Landowners in England are currently exempt from paying inheritance tax on land that is used to grow crops or rear animals, under policies designed to ensure farms can be passed down through generations.
But land that is turned into woodlands, wetlands or scrub, in line with the Government’s goals to restore nature and help tackle climate change, would currently be subject to inheritance taxes of 40%.
Archie Ruggles-Brise, who manages his father’s 2,000-acre Spains Hall Estate in North Essex, said the tax risk was holding back green ambition.
Mr. Ruggles-Brise is part of a pilot scheme run by Natural England to create better habitats for wildlife and plant life to be sold as credits to developers to offset the impact of new homes.
The scheme is one of several being rolled out as part of the Government’s overhaul of its £2.4 billion agricultural subsidy regime to help meet its goals to reverse nature loss by 2030 and cut carbon emissions.
But Mr. Ruggles-Brise said the threat of inheritance taxes has forced him to compromise on what he does on the land, which is currently mostly used to farm crops.

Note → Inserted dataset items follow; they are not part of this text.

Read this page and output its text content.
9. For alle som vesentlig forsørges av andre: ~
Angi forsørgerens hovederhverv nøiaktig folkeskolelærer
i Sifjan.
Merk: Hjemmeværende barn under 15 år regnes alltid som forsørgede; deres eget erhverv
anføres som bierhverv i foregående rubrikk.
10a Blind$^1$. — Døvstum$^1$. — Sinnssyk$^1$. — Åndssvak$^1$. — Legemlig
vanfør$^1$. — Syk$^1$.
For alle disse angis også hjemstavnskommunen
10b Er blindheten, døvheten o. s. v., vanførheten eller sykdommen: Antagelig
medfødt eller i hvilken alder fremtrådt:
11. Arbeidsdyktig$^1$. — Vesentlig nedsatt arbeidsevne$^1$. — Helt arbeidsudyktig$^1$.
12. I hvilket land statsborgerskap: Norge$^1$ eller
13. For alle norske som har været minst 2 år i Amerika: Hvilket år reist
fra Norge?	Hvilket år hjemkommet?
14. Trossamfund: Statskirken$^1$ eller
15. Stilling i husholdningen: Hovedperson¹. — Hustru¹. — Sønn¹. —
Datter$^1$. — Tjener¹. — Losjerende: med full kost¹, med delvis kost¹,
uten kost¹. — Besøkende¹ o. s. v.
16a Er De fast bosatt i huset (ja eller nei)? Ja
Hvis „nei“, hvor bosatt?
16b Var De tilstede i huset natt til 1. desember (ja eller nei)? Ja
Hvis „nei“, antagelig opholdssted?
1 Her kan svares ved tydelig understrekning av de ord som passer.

“We have had to make allowance as part of that process for the massive amount of uncertainty around taxation,” added Mr. Ruggles-Brise.
He said the ultimate tax bill could end up costing tens of thousands of pounds and force him to sell off part of the family estate, which he hoped to pass down to his own children.
“You have to sell things to meet the tax burden, which means that you then get fragmentation of farms and estates,” he said.
The tax threat is stopping Mr. Ruggles-Brise from converting land to scrub or wetland, which Natural England said has significant ecosystem benefits for carbon sequestration, water quality and birdlife.
It may also be holding back the development of woodland, which is vital to meet the Government’s climate change targets. Only woods planted for commercial forestry, such as conifers, are currently exempted from calculations of the value of the estate, which does not include valuable native broadleaf trees, which suck up more carbon as they mature.
“It’s a massive disincentive for us to push the boundaries to what is environmentally the best thing,” Mr. Ruggles-Brise said.
“To achieve the Government’s 25-year environment plan aims and to deliver on things like its plans for water, we need large-scale land-use change. And this is one of the things that is standing in the way.”
Removing the inheritance tax burden could spare farmers a £120 million annual tax penalty, according to analysis from the Energy and Climate Intelligence Unit (ECIU), a think tank, and Strutt & Parker, a rural property consultancy firm.